Além da respiração, mudar pequenos hábitos do dia a dia ajuda muito. Dormir bem, comer alimentos leves e evitar cafeína em excesso são passos que qualquer pessoa pode aplicar agora. Quando o corpo está equilibrado, a mente tem menos motivos para entrar em modo de alerta.
Quer algo rápido antes de uma reunião ou exame? Experimente a técnica 5‑4‑3‑2‑1: observe cinco coisas que vê, quatro que sente, três que ouve, duas que cheira e uma que prova. Esse exercício traz sua atenção para o presente, afastando pensamentos catastróficos.
Outra boa prática é escrever um diário de ansiedade. Anote quando começou, o que estava acontecendo e como se sentiu. Depois, releia e veja padrões – isso ajuda a entender gatilhos e a planejar respostas mais calmantes.
Se as estratégias acima não dão resultado suficiente, talvez seja hora de conversar com um psicólogo ou psiquiatra. Terapias como CBT (Terapia Cognitivo‑Comportamental) ensinam a reestruturar pensamentos negativos e têm alta taxa de sucesso.
Em alguns casos, o médico pode sugerir medicamentos ansiolíticos – por exemplo, SSRIs (inibidores seletivos da recaptação de serotonina) ou benzodiazepínicos para crises agudas. O importante é usar a dose correta, seguir as orientações e nunca interromper sem orientação.
Combine tratamento medicamentoso com mudanças de estilo de vida: pratique atividade física regular, mesmo que seja uma caminhada de 20 minutos, e reserve momentos para hobbies que tragam prazer.
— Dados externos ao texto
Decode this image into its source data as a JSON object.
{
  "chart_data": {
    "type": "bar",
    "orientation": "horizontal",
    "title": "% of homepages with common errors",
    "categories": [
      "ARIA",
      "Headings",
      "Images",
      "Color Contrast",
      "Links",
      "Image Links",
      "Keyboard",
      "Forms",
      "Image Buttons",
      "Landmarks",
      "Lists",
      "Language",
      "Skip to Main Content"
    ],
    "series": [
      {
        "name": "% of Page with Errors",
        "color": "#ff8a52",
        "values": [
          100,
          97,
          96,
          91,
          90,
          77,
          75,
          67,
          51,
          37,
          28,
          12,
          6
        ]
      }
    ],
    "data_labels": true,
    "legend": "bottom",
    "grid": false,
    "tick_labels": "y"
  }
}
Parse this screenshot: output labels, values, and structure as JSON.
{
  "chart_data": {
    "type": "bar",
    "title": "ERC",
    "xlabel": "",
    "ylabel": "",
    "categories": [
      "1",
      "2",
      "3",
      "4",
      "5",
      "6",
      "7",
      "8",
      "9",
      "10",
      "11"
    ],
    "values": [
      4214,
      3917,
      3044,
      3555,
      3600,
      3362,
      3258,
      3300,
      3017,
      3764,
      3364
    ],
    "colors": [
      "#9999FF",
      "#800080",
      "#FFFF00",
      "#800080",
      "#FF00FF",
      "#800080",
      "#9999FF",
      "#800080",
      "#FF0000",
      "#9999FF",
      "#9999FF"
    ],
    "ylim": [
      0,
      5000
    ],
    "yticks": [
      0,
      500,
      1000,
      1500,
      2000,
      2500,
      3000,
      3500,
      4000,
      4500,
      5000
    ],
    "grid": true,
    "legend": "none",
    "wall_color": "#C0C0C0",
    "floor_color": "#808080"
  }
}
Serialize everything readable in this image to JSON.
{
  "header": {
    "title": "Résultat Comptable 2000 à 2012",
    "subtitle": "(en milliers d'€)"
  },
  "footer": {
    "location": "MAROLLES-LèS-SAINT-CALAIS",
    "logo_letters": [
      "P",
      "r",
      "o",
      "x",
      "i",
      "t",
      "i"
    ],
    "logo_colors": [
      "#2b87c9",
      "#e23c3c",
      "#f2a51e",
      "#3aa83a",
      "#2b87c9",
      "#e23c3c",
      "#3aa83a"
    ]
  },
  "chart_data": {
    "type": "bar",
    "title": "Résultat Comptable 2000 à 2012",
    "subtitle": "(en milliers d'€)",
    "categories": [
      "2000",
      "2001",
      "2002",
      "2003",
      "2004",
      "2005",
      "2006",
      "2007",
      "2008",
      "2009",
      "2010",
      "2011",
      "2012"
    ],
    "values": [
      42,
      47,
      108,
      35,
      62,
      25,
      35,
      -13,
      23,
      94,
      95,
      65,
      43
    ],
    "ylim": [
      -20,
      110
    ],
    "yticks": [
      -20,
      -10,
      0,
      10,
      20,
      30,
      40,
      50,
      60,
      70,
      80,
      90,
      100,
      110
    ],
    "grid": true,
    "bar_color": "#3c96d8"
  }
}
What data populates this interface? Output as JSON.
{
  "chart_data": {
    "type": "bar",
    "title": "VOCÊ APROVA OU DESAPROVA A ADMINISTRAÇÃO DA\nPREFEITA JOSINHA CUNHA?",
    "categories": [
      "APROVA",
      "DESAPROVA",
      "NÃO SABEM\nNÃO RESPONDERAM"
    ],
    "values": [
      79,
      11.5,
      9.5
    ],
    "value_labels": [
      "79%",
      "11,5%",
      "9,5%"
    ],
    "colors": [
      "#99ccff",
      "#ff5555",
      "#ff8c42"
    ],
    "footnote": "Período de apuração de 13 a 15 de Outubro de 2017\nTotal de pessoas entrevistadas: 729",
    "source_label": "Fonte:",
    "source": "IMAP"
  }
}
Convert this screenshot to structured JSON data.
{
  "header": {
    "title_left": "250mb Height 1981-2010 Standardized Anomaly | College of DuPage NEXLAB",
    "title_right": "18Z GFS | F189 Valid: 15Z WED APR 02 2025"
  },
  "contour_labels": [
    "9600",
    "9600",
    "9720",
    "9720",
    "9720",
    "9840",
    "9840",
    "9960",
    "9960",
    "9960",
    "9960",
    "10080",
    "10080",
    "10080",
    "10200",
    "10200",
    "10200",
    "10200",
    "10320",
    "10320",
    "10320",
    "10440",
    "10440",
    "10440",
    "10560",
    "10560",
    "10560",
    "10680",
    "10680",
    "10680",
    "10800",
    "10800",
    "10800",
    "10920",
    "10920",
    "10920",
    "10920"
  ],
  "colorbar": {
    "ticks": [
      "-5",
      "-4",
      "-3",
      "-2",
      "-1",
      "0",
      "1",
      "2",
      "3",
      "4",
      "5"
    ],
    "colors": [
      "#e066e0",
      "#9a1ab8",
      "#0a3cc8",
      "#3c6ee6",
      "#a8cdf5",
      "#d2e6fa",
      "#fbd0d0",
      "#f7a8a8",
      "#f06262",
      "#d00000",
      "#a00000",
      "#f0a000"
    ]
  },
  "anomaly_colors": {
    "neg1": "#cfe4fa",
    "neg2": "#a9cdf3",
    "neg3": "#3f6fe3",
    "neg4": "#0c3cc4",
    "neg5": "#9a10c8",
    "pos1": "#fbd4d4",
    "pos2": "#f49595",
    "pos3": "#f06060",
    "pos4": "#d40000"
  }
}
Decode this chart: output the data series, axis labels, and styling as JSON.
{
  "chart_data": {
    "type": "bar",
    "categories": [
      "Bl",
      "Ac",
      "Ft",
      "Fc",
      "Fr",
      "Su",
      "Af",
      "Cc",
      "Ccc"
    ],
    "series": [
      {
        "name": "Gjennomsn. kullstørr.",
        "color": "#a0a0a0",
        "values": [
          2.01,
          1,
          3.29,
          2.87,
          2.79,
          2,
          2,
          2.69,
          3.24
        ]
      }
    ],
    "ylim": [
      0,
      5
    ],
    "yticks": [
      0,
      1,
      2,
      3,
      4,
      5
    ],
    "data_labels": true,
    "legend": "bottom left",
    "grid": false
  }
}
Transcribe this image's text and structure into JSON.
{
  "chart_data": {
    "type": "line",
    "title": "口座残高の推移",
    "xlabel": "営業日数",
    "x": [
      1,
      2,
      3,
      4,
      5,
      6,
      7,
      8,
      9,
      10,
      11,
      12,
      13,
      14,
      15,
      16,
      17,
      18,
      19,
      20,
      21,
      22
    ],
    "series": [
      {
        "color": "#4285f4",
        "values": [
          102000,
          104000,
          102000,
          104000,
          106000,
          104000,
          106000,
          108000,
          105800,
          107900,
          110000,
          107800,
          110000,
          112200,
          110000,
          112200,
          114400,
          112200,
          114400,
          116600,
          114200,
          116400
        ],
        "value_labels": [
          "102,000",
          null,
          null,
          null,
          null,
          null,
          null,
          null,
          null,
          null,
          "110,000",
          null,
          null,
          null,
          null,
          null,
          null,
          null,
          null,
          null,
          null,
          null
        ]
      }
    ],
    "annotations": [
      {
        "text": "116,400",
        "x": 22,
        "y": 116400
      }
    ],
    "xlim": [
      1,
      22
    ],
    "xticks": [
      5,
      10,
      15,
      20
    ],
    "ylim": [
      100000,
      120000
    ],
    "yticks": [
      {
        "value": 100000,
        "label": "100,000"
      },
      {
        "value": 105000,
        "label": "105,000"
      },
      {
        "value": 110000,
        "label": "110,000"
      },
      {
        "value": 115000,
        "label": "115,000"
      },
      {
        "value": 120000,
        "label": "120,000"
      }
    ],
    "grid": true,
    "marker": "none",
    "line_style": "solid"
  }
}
A ansiedade costuma melhorar quando o corpo gasta energia em algo positivo.
Lembre‑se de que cada pessoa reage diferente. Teste uma técnica de cada vez, dê tempo para que funcione e ajuste conforme necessário. O objetivo não é eliminar a ansiedade – isso seria irreal – mas aprender a gerenciá‑la para que ela não domine seu dia.
Se precisar de apoio extra, procure serviços de saúde mental na sua região ou plataformas confiáveis online. Você não está sozinho nessa, e há recursos prontos para ajudar você a retomar o controle da mente e do corpo.